Penyelesaian sengketa bidang perbankan syari’ah dan bidang ekonomi syariah lainnya, mencakup: Bank syariah, lembaga keuangan mikro syariah, asuransi syariah, reasuransi syariah, reksadana syariah, obligasi syariah dan surat berharga berjangka menengah syariah, sekuritas syariah, pembiayaan syariah, pegadaian syariah, dana pensiun lembaga keuangan syariah, dan bisnis syariah (penjelasan pasal 49 huruf i).

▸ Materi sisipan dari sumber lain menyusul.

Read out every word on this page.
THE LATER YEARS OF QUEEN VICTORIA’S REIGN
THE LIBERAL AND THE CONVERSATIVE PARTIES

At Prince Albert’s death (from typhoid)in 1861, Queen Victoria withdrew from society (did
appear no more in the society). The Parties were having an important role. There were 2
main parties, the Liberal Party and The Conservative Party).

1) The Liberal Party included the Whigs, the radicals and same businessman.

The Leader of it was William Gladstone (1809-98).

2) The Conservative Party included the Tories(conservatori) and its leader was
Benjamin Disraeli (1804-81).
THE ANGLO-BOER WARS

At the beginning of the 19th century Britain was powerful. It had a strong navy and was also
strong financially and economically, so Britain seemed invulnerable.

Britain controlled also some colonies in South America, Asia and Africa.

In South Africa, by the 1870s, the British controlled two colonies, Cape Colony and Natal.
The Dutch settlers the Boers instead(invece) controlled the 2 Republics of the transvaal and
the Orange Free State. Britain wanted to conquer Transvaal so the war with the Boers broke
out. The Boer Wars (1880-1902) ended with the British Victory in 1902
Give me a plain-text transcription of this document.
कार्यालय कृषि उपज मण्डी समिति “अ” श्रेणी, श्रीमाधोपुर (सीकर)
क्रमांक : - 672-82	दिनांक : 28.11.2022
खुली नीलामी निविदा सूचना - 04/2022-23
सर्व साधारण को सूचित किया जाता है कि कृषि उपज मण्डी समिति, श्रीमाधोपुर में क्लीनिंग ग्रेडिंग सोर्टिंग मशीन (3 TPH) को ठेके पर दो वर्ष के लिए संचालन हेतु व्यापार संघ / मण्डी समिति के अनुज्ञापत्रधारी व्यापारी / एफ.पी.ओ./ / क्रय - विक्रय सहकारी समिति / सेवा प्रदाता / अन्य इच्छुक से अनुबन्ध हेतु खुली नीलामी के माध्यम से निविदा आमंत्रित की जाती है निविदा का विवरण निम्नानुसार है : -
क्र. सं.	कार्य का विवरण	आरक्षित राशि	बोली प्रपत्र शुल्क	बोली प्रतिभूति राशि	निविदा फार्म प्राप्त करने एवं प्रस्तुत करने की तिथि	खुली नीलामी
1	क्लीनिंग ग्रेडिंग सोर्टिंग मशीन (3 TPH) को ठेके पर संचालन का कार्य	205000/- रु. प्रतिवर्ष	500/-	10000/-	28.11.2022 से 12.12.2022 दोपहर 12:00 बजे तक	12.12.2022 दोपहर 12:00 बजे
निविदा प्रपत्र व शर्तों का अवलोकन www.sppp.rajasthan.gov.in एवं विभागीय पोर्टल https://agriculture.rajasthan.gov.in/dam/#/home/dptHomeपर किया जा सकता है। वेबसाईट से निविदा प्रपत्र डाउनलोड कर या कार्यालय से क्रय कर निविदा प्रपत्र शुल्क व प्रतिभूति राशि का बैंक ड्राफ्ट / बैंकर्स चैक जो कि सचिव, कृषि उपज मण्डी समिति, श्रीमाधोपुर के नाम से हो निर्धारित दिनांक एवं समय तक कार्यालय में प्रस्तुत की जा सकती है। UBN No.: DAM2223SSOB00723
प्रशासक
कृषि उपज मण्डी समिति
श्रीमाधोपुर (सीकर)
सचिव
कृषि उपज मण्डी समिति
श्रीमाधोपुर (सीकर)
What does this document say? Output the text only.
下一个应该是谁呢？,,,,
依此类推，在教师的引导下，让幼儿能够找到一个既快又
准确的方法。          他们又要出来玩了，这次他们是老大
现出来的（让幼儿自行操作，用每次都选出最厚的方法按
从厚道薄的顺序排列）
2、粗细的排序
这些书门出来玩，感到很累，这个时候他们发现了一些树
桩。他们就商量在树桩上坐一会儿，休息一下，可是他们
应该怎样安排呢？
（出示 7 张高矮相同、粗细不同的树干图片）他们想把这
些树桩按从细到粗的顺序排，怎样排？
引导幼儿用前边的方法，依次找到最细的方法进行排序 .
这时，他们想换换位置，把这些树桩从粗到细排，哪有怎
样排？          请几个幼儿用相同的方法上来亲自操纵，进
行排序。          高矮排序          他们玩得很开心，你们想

Namun demkian, kewenangan absolut tersebut menjadi tidak pasti dengan diundangkan Undang-Undang Nomor 21 tahun 2008 tentang Perbankan Syariah yang memberikan kompetensi atau kewenangan kepada pengadilan dalam lingkungan peradilan umum untuk menyelesaikan sengketa perbankan syariah dan berimplikasi pada adanya pilihan hukum bagi pihak dalam perjanjian untuk memilih penyelesaian sengketa (choice of forum) pada Pengadilan dalam lingkungan peradilan agama atau Pengadilan lingkungan peradilan umum.
selengkapnya KLIK DISINI
.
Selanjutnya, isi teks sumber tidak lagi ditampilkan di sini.